カムが定位置で回転できるように、棒にカムを通した状態で固定します。
とは言えシャフトを回すことでカムを駆動しますから、カムとシャフトは一体成形されています。
直列4気筒エンジンでしたら、4気筒分のカムを整列させなければなりませんので、一本の棒にカムを並べて使います。
4バルブエンジン(1気筒あたりバルブが4本)の場合、通常は吸気2本&排気2本ですから、吸気側のカムは8個必要です。その8個のカムを整列させるためにシャフトを用いています。

カムシャフト

出典:http://www.pearltrees.com/bryn_allen/engines/id12623969/item125100297#l593

つまり、カムがシャフト上で合体したものがカムシャフトです。
ちなみに画像は直列4気筒DOHC4バルブエンジン用の吸気及び排気用カムシャフトです。

カムシャフトの仕事

さてこのカムシャフト、いったい何に使いましょうか。カムの説明の動画でピンと来ている人も多いのではないでしょうか。
あのオレンジ色の棒状のものをバルブに見立てるとわかりますよね。
そうなんです。エンジンのバルブを開閉するのにもってこいの形状なんです。エンジンには、世代や用途によって数種類のバルブ機構があります。
エンジンが実用化された初期の頃は“サイドバルブ”機構でした。それが“オーバーヘッドバルブ”になり、“オーバーヘッドカム”になり、“ダブルオーバーヘッドカム”になりました。
最近では、カム(シャフト)を使わないでバルブを開閉するシステムまで考案されていて、いよいよ“ノーカム”なんて呼ぶべきエンジンが登場しているんですね。
いずれの機構にしても(ノーカム以外の)一般的な4ストロークエンジンには必需品と言って良いでしょう。
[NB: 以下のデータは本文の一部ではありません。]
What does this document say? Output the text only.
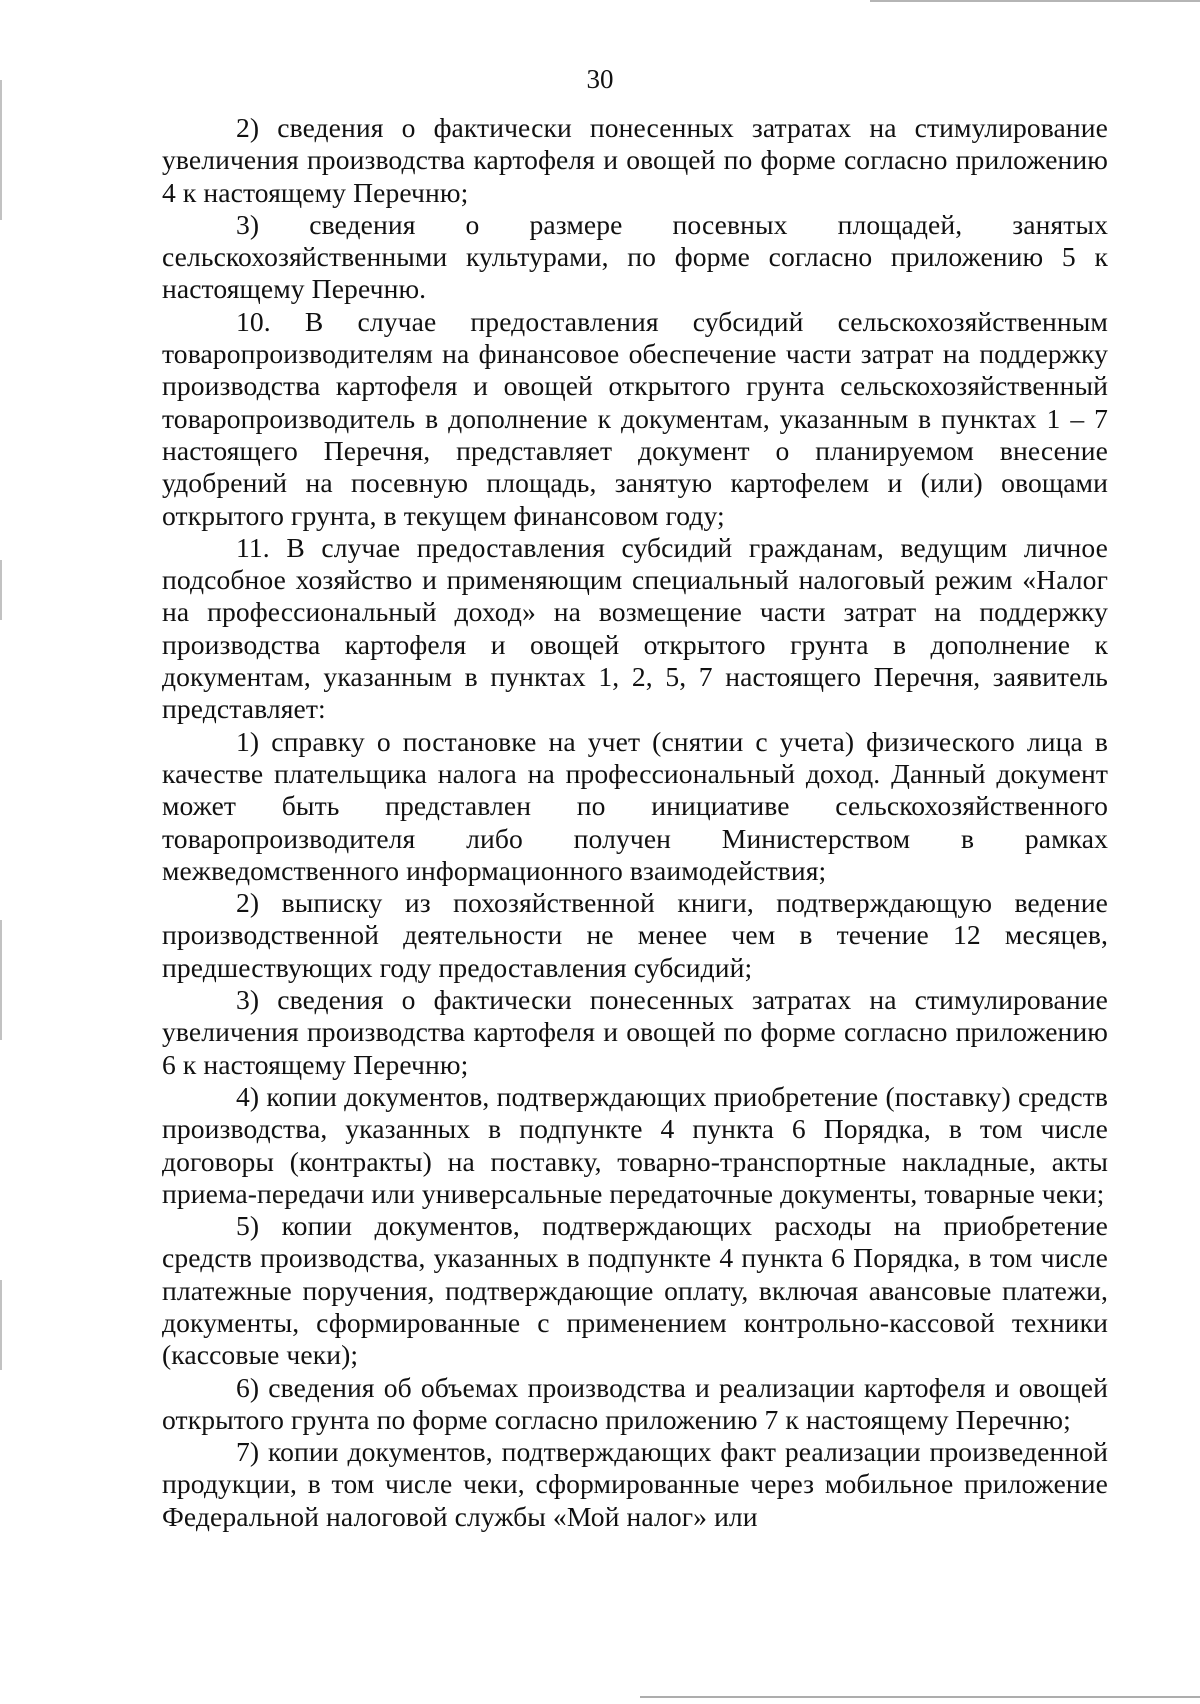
30

2) сведения о фактически понесенных затратах на стимулирование увеличения производства картофеля и овощей по форме согласно приложению 4 к настоящему Перечню;

3) сведения о размере посевных площадей, занятых сельскохозяйственными культурами, по форме согласно приложению 5 к настоящему Перечню.

10. В случае предоставления субсидий сельскохозяйственным товаропроизводителям на финансовое обеспечение части затрат на поддержку производства картофеля и овощей открытого грунта сельскохозяйственный товаропроизводитель в дополнение к документам, указанным в пунктах 1 – 7 настоящего Перечня, представляет документ о планируемом внесение удобрений на посевную площадь, занятую картофелем и (или) овощами открытого грунта, в текущем финансовом году;

11. В случае предоставления субсидий гражданам, ведущим личное подсобное хозяйство и применяющим специальный налоговый режим «Налог на профессиональный доход» на возмещение части затрат на поддержку производства картофеля и овощей открытого грунта в дополнение к документам, указанным в пунктах 1, 2, 5, 7 настоящего Перечня, заявитель представляет:

1) справку о постановке на учет (снятии с учета) физического лица в качестве плательщика налога на профессиональный доход. Данный документ может быть представлен по инициативе сельскохозяйственного товаропроизводителя либо получен Министерством в рамках межведомственного информационного взаимодействия;

2) выписку из похозяйственной книги, подтверждающую ведение производственной деятельности не менее чем в течение 12 месяцев, предшествующих году предоставления субсидий;

3) сведения о фактически понесенных затратах на стимулирование увеличения производства картофеля и овощей по форме согласно приложению 6 к настоящему Перечню;

4) копии документов, подтверждающих приобретение (поставку) средств производства, указанных в подпункте 4 пункта 6 Порядка, в том числе договоры (контракты) на поставку, товарно-транспортные накладные, акты приема-передачи или универсальные передаточные документы, товарные чеки;

5) копии документов, подтверждающих расходы на приобретение средств производства, указанных в подпункте 4 пункта 6 Порядка, в том числе платежные поручения, подтверждающие оплату, включая авансовые платежи, документы, сформированные с применением контрольно-кассовой техники (кассовые чеки);

6) сведения об объемах производства и реализации картофеля и овощей открытого грунта по форме согласно приложению 7 к настоящему Перечню;

7) копии документов, подтверждающих факт реализации произведенной продукции, в том числе чеки, сформированные через мобильное приложение Федеральной налоговой службы «Мой налог» или
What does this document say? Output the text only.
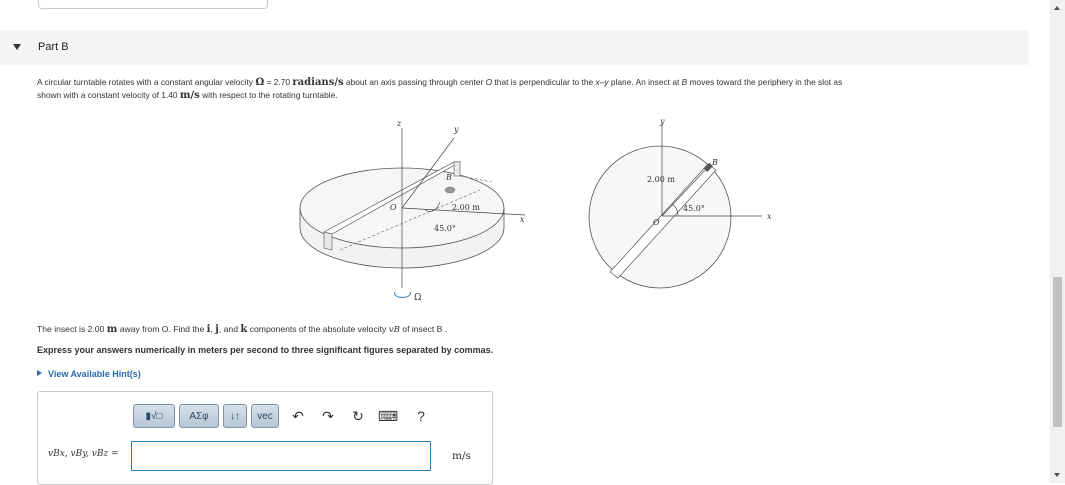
Part B
A circular turntable rotates with a constant angular velocity Ω = 2.70 radians/s about an axis passing through center O that is perpendicular to the x–y plane. An insect at B moves toward the periphery in the slot as
shown with a constant velocity of 1.40 m/s with respect to the rotating turntable.
z
y
x
O
B
2.00 m
45.0°
Ω
y
x
O
B
2.00 m
45.0°
The insect is 2.00 m away from O. Find the i, j, and k components of the absolute velocity vB of insect B .
Express your answers numerically in meters per second to three significant figures separated by commas.
View Available Hint(s)
▮√□	ΑΣφ	↓↑	vec	↶ ↷ ↻ ⌨	?
vBx, vBy, vBz =	m/s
バルブ機構が変わってもカムシャフトの仕事は同じです。
4ストロークエンジンは、吸気・圧縮・爆発膨張・排気という一連のサイクルで作動しています。バルブ機構は、吸気のタイミングで吸気バルブを開き、排気のタイミングで排気バルブを開くのが仕事です。
つまり、カム(シャフト)は、そのタイミングに合わせてバルブを押し下げる(押し上げる)という仕事をしています。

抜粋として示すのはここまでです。